Spoiler Warning: I didn’t think that I could deliver a good review of this film without spoiling some plot developments, developments which the movie clearly intends to surprise you with. If you haven’t seen it, proceed at your own risk.
When it comes to the creative fields, a lot of people think the question is, “what is art?” Personally, I used to ask a different question: “what are people looking for from art?” This is because the existence of art is based upon the existence of an audience: if I write a great painting or record a great song, and then destroy it immediately afterward, there’s no one to judge whether art was created. There’s only me, and I may not be reliable. So I thought that you really needed to ask yourself what other people see in your art.
Then the 2010 documentary Exit Through the Gift Shop turned that whole viewpoint on its head.
The film is the story of a movement and a man.

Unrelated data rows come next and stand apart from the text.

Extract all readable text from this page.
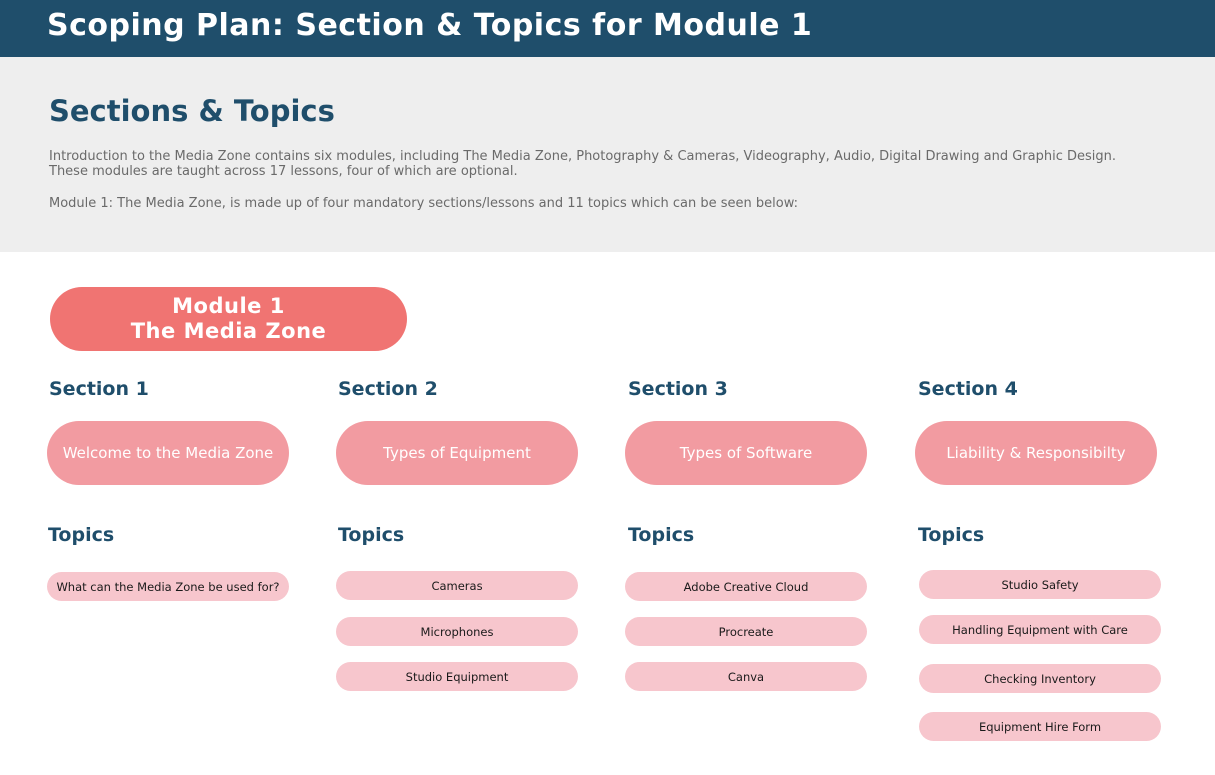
Scoping Plan: Section & Topics for Module 1
Sections & Topics
Introduction to the Media Zone contains six modules, including The Media Zone, Photography & Cameras, Videography, Audio, Digital Drawing and Graphic Design. These modules are taught across 17 lessons, four of which are optional.
Module 1: The Media Zone, is made up of four mandatory sections/lessons and 11 topics which can be seen below:
Module 1
The Media Zone
Section 1
Welcome to the Media Zone
Topics
What can the Media Zone be used for?
Section 2
Types of Equipment
Topics
Cameras
Microphones
Studio Equipment
Section 3
Types of Software
Topics
Adobe Creative Cloud
Procreate
Canva
Section 4
Liability & Responsibilty
Topics
Studio Safety
Handling Equipment with Care
Checking Inventory
Equipment Hire Form
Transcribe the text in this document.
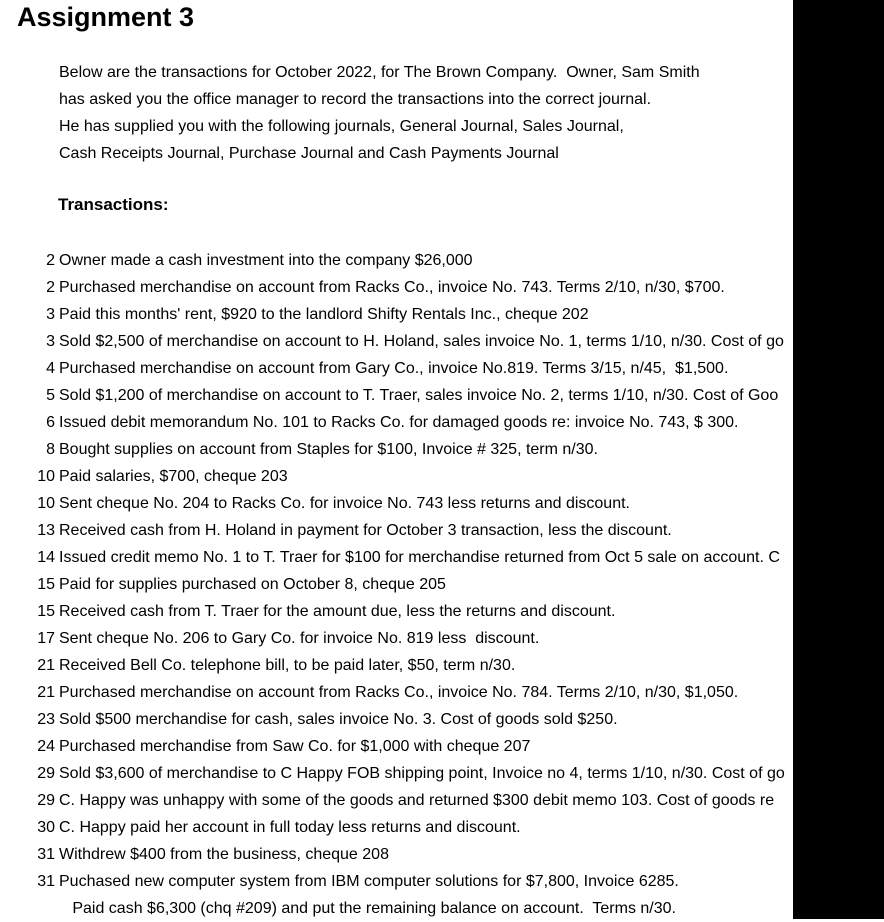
Assignment 3
Below are the transactions for October 2022, for The Brown Company.  Owner, Sam Smith
has asked you the office manager to record the transactions into the correct journal.
He has supplied you with the following journals, General Journal, Sales Journal,
Cash Receipts Journal, Purchase Journal and Cash Payments Journal
Transactions:
2 Owner made a cash investment into the company $26,000
2 Purchased merchandise on account from Racks Co., invoice No. 743. Terms 2/10, n/30, $700.
3 Paid this months' rent, $920 to the landlord Shifty Rentals Inc., cheque 202
3 Sold $2,500 of merchandise on account to H. Holand, sales invoice No. 1, terms 1/10, n/30. Cost of go
4 Purchased merchandise on account from Gary Co., invoice No.819. Terms 3/15, n/45,  $1,500.
5 Sold $1,200 of merchandise on account to T. Traer, sales invoice No. 2, terms 1/10, n/30. Cost of Goo
6 Issued debit memorandum No. 101 to Racks Co. for damaged goods re: invoice No. 743, $ 300.
8 Bought supplies on account from Staples for $100, Invoice # 325, term n/30.
10 Paid salaries, $700, cheque 203
10 Sent cheque No. 204 to Racks Co. for invoice No. 743 less returns and discount.
13 Received cash from H. Holand in payment for October 3 transaction, less the discount.
14 Issued credit memo No. 1 to T. Traer for $100 for merchandise returned from Oct 5 sale on account. C
15 Paid for supplies purchased on October 8, cheque 205
15 Received cash from T. Traer for the amount due, less the returns and discount.
17 Sent cheque No. 206 to Gary Co. for invoice No. 819 less  discount.
21 Received Bell Co. telephone bill, to be paid later, $50, term n/30.
21 Purchased merchandise on account from Racks Co., invoice No. 784. Terms 2/10, n/30, $1,050.
23 Sold $500 merchandise for cash, sales invoice No. 3. Cost of goods sold $250.
24 Purchased merchandise from Saw Co. for $1,000 with cheque 207
29 Sold $3,600 of merchandise to C Happy FOB shipping point, Invoice no 4, terms 1/10, n/30. Cost of go
29 C. Happy was unhappy with some of the goods and returned $300 debit memo 103. Cost of goods re
30 C. Happy paid her account in full today less returns and discount.
31 Withdrew $400 from the business, cheque 208
31 Puchased new computer system from IBM computer solutions for $7,800, Invoice 6285.
Paid cash $6,300 (chq #209) and put the remaining balance on account.  Terms n/30.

The movement is street art, which takes a graffiti sensibility and applies modern art to it via stencils, stickers, constructs, or other items. The man is Thierry Guetta, a French clothing dealer living in Los Angeles who bumbles his way into the very heart of the street art community.
Guetta films everything that happens in his life, and soon he is the only person with a video record of the creations of famed street artist Shepard Fairey (years before Fairey created this famous poster of Barack Obama). From there Guetta finds his way into the inner circle of the mysterious British street artist Banksy, in part by claiming to both Fairey and Banksy that he is a documentary filmmaker. Guetta is the only person with a video record of Banksy’s famous stunt at Disneyland in 2006, when he planted a doll dressed as a Guantanamo detainee inside the ropes of one of the rides.

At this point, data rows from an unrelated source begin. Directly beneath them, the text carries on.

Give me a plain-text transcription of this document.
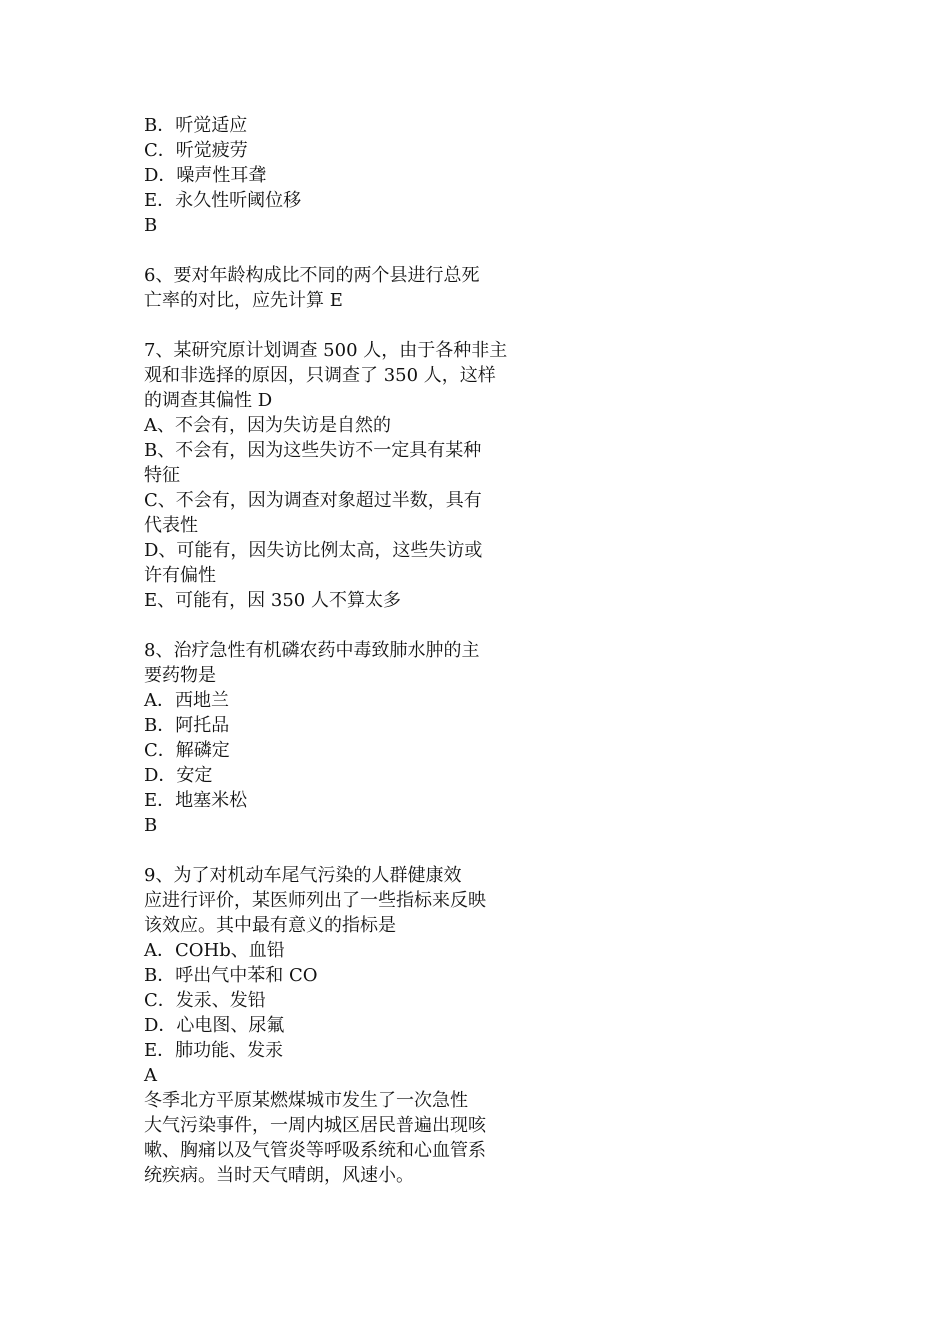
B．听觉适应
C．听觉疲劳
D．噪声性耳聋
E．永久性听阈位移
B
6、要对年龄构成比不同的两个县进行总死
亡率的对比，应先计算 E
7、某研究原计划调查 500 人，由于各种非主
观和非选择的原因，只调查了 350 人，这样
的调查其偏性 D
A、不会有，因为失访是自然的
B、不会有，因为这些失访不一定具有某种
特征
C、不会有，因为调查对象超过半数，具有
代表性
D、可能有，因失访比例太高，这些失访或
许有偏性
E、可能有，因 350 人不算太多
8、治疗急性有机磷农药中毒致肺水肿的主
要药物是
A．西地兰
B．阿托品
C．解磷定
D．安定
E．地塞米松
B
9、为了对机动车尾气污染的人群健康效
应进行评价，某医师列出了一些指标来反映
该效应。其中最有意义的指标是
A．COHb、血铅
B．呼出气中苯和 CO
C．发汞、发铅
D．心电图、尿氟
E．肺功能、发汞
A
冬季北方平原某燃煤城市发生了一次急性
大气污染事件，一周内城区居民普遍出现咳
嗽、胸痛以及气管炎等呼吸系统和心血管系
统疾病。当时天气晴朗，风速小。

So far, so good. As a part of its satirical, subversive nature, street art is not always going to be recognized as art by the people who are looking at it. So a documentary is useful to show people what goes into the creative process, how it grew, and the nature of the satire. It’s a good way for an artist to let people know what he wants them to look for in his art, as well as a good way to expose it to people who would look for that kind of art but didn’t know it existed.
The complication is that Guetta is not a filmmaker. He just loves to tape things, and he’s not great at it; Banksy has said that thousands of hours of footage went into a few seconds of on-screen time. His documentary is most certainly not art; it’s more or less unwatchable. So Banksy took his footage and attempted to turn it into a coherent movie; that’s why he, and not Guetta, is listed as the director of Exit Through the Gift Shop. To keep Guetta away from it, he encouraged Guetta to become an street artist himself. Guetta knows exactly what the street art audience is looking for: Banksy, Fairey, and others. So that’s what he creates, under the pseudonym Mr. Brainwash. The second half of the film is Mr. Brainwash’s attempt to establish his derivative art as the real thing.
This is where my sensibilities were turned on their head. The street artists in the first half of the movie put in a lot of work and toiled for years in obscurity; however, their audience doesn’t know that, and neither do they know it about Mr. Brainwash. So the interviews with people who like Mr. Brainwash’s art are very revealing: they assert that he has put in the work, because he asserts it. It turns out that, just as I might be unreliable when I claim that I’m awesome, the audience’s beliefs about me are unreliable too.
In fact it has been claimed in some circles that the entire movie is unreliable, a prank played by Banksy and Shepard Fairey on the entire world. (Here’s a typical example). The benign version of the claim is that when Fairey met Guetta, he saw the chance to encourage him into the film’s shenanigans, much as has been accused of another 2010 documentary, Catfish. The more extreme version is that Banksy and Fairey chose Guetta, and engineered everything that he did and filmed, as a commentary on the art world. The looney-bin, Obama-birth-certificate version is that Guetta himself is Banksy, but that seems provably untrue.
Here’s the thing: it doesn’t matter. There are so many documentaries these days which preach to us, about everything from the Iraq war (No End In Sight) to the public school system (Waiting for Superman). Those films may be well-made, and their claims may be true, but I still think there’s something unseemly about a documentary ordering its audience to think a certain way.
Exit Through the Gift Shop is not one of those movies. In fact, even if the film were a hoax, I still think it’s a documentary in the truest sense: we are shown the art, and shown the reaction. Whether or not Mr. Brainwash is another Banksy construct, that reaction is real. Everything else – the gullibility of the art world, the absurdity of Guetta’s entire experience – is inferred by the audience. The very fact that the movie could be considered a hoax is actually its ultimate artistic accomplishment; the movie succeeds so well in showing us the subjectivity of art that its own status as art is unclear.
The film is not perfect, and does display a slight bias; calling street art the biggest underground movement since punk rock seems a bit of a stretch. However, it displays such a deft touch with its material that I imagined someone, somewhere, watching this movie and thinking it to be an uplifting story of Guetta’s artistic triumph. And then somewhere else, I imagine Banksy enjoying a good laugh.